季宁欢的目光闪烁了一两下,怯怯的抓住了季无咎的衣袖:“哥哥你在说什么呀,事情已经过去了,我们都是一家人,我又没出事,哥哥……”
“你为什么会摔下去?”
季宁欢退了一步,在偌大的压力下脸色变得难看了一点,手指绞着衣角:“哥哥,当时只有我们两个人……我们自己的事情没必要闹得这么难看,而且我都已经说了是我自己摔下去的了,你还想要我说什么?你别再逼我了。”

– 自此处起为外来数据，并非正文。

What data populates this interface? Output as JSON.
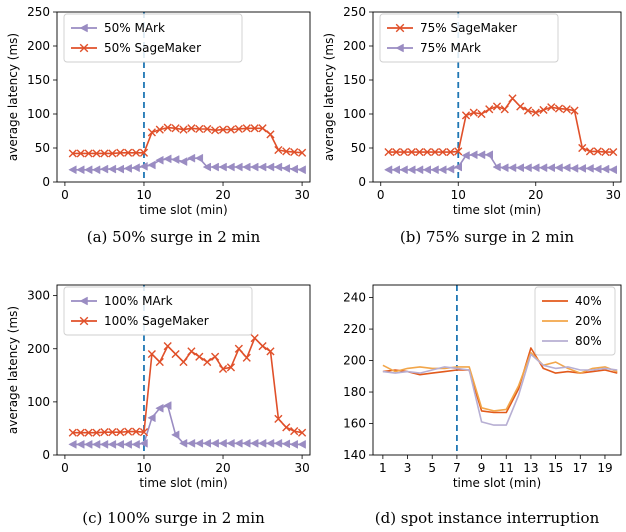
{
  "colors": {
    "mark": "#9A8CC2",
    "sagemaker": "#E0502A",
    "vline": "#1F77B4",
    "c40": "#E25A1C",
    "c20": "#F2A64A",
    "c80": "#B7AFD3"
  },
  "chart_data": [
    {
      "type": "line",
      "caption": "(a) 50% surge in 2 min",
      "xlabel": "time slot (min)",
      "ylabel": "average latency (ms)",
      "xlim": [
        -1,
        31
      ],
      "ylim": [
        0,
        250
      ],
      "xticks": [
        0,
        10,
        20,
        30
      ],
      "yticks": [
        0,
        50,
        100,
        150,
        200,
        250
      ],
      "vline": 10,
      "legend_position": "top-left",
      "x": [
        1,
        2,
        3,
        4,
        5,
        6,
        7,
        8,
        9,
        10,
        11,
        12,
        13,
        14,
        15,
        16,
        17,
        18,
        19,
        20,
        21,
        22,
        23,
        24,
        25,
        26,
        27,
        28,
        29,
        30
      ],
      "series": [
        {
          "name": "50% MArk",
          "color_key": "mark",
          "marker": "tri",
          "values": [
            18,
            18,
            18,
            18,
            19,
            19,
            19,
            20,
            21,
            23,
            25,
            32,
            34,
            33,
            30,
            35,
            35,
            22,
            22,
            22,
            22,
            22,
            22,
            22,
            22,
            22,
            22,
            20,
            19,
            18
          ]
        },
        {
          "name": "50% SageMaker",
          "color_key": "sagemaker",
          "marker": "x",
          "values": [
            42,
            42,
            42,
            42,
            42,
            42,
            43,
            43,
            43,
            43,
            73,
            77,
            80,
            79,
            77,
            79,
            78,
            78,
            76,
            77,
            77,
            78,
            79,
            79,
            79,
            70,
            47,
            45,
            44,
            43
          ]
        }
      ]
    },
    {
      "type": "line",
      "caption": "(b) 75% surge in 2 min",
      "xlabel": "time slot (min)",
      "ylabel": "average latency (ms)",
      "xlim": [
        -1,
        31
      ],
      "ylim": [
        0,
        250
      ],
      "xticks": [
        0,
        10,
        20,
        30
      ],
      "yticks": [
        0,
        50,
        100,
        150,
        200,
        250
      ],
      "vline": 10,
      "legend_position": "top-left",
      "x": [
        1,
        2,
        3,
        4,
        5,
        6,
        7,
        8,
        9,
        10,
        11,
        12,
        13,
        14,
        15,
        16,
        17,
        18,
        19,
        20,
        21,
        22,
        23,
        24,
        25,
        26,
        27,
        28,
        29,
        30
      ],
      "series": [
        {
          "name": "75% SageMaker",
          "color_key": "sagemaker",
          "marker": "x",
          "values": [
            44,
            44,
            44,
            44,
            44,
            44,
            44,
            44,
            44,
            45,
            98,
            102,
            100,
            107,
            111,
            107,
            123,
            111,
            105,
            102,
            106,
            110,
            108,
            107,
            105,
            50,
            45,
            45,
            44,
            44
          ]
        },
        {
          "name": "75% MArk",
          "color_key": "mark",
          "marker": "tri",
          "values": [
            18,
            18,
            18,
            18,
            18,
            18,
            18,
            18,
            19,
            22,
            39,
            40,
            40,
            40,
            22,
            21,
            21,
            21,
            21,
            21,
            21,
            21,
            21,
            21,
            20,
            20,
            20,
            19,
            19,
            18
          ]
        }
      ]
    },
    {
      "type": "line",
      "caption": "(c) 100% surge in 2 min",
      "xlabel": "time slot (min)",
      "ylabel": "average latency (ms)",
      "xlim": [
        -1,
        31
      ],
      "ylim": [
        0,
        320
      ],
      "xticks": [
        0,
        10,
        20,
        30
      ],
      "yticks": [
        0,
        100,
        200,
        300
      ],
      "vline": 10,
      "legend_position": "top-left",
      "x": [
        1,
        2,
        3,
        4,
        5,
        6,
        7,
        8,
        9,
        10,
        11,
        12,
        13,
        14,
        15,
        16,
        17,
        18,
        19,
        20,
        21,
        22,
        23,
        24,
        25,
        26,
        27,
        28,
        29,
        30
      ],
      "series": [
        {
          "name": "100% MArk",
          "color_key": "mark",
          "marker": "tri",
          "values": [
            20,
            20,
            20,
            20,
            20,
            20,
            20,
            20,
            20,
            22,
            70,
            88,
            93,
            38,
            22,
            22,
            22,
            22,
            22,
            22,
            22,
            22,
            22,
            22,
            22,
            22,
            22,
            21,
            20,
            20
          ]
        },
        {
          "name": "100% SageMaker",
          "color_key": "sagemaker",
          "marker": "x",
          "values": [
            42,
            42,
            42,
            42,
            43,
            43,
            43,
            44,
            44,
            43,
            190,
            175,
            205,
            190,
            175,
            195,
            185,
            175,
            185,
            162,
            165,
            200,
            183,
            220,
            205,
            195,
            68,
            52,
            45,
            42
          ]
        }
      ]
    },
    {
      "type": "line",
      "caption": "(d) spot instance interruption",
      "xlabel": "time slot (min)",
      "ylabel": "",
      "xlim": [
        0.2,
        20.3
      ],
      "ylim": [
        140,
        248
      ],
      "xticks": [
        1,
        3,
        5,
        7,
        9,
        11,
        13,
        15,
        17,
        19
      ],
      "yticks": [
        140,
        160,
        180,
        200,
        220,
        240
      ],
      "vline": 7,
      "legend_position": "top-right",
      "x": [
        1,
        2,
        3,
        4,
        5,
        6,
        7,
        8,
        9,
        10,
        11,
        12,
        13,
        14,
        15,
        16,
        17,
        18,
        19,
        20
      ],
      "series": [
        {
          "name": "40%",
          "color_key": "c40",
          "values": [
            193,
            194,
            193,
            191,
            192,
            193,
            194,
            194,
            168,
            167,
            167,
            182,
            208,
            195,
            192,
            193,
            192,
            193,
            194,
            192
          ]
        },
        {
          "name": "20%",
          "color_key": "c20",
          "values": [
            197,
            193,
            195,
            196,
            195,
            195,
            196,
            196,
            170,
            168,
            169,
            184,
            205,
            197,
            199,
            195,
            192,
            195,
            196,
            193
          ]
        },
        {
          "name": "80%",
          "color_key": "c80",
          "values": [
            193,
            192,
            193,
            192,
            194,
            196,
            195,
            194,
            161,
            159,
            159,
            178,
            204,
            197,
            195,
            196,
            194,
            194,
            195,
            194
          ]
        }
      ]
    }
  ]
}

季宁欢求救的眼神递给了季无咎,明明说的都是有利于季初白的话,可是神态却楚楚可怜,仿佛是被季初白逼迫才会说出违心之语。
季初白直视季无咎:“我没推过他,他自己也承认是自己摔下去的。”
然而季无咎铁青了脸色,当着他的面,就敢欺负季宁欢。
真当他死了吗?
“宁欢也是我的孩子,季初白,你不要太过分了。”
“给宁欢道歉。”
终究是不肯相信他的。
季初白的脚趾仿佛被烫到了似的,往后退了一步,拉开了更多的距离,语调十分尖锐:“季先生可能忘记了,季宁欢父母不详,是被季夫人捡来的孩子,因为挂念亲子才会被留下来抚养。鸠占鹊巢二十多年,无论我有没有把人推下楼,他难道不该受着吗?”
“住嘴!”
季无咎的理智顿时被点燃了,他再也维持不住儒雅,快步走上前,扬起手就要打季初白,却被他轻巧的避开了。
与此同时,钥匙打开大门的声音响起,季清雪刚进来就看见季宁欢泫然若泣,季初白还一副浑不在意、满身反骨,而爸爸已经怒不可遏,顿时心中有了偏向。
她说:“季初白,你从酒店陪酒回来了?”她顿了顿,拉长了声调,“我以为你今天回不来了,毕竟是一百万一夜的贵客。”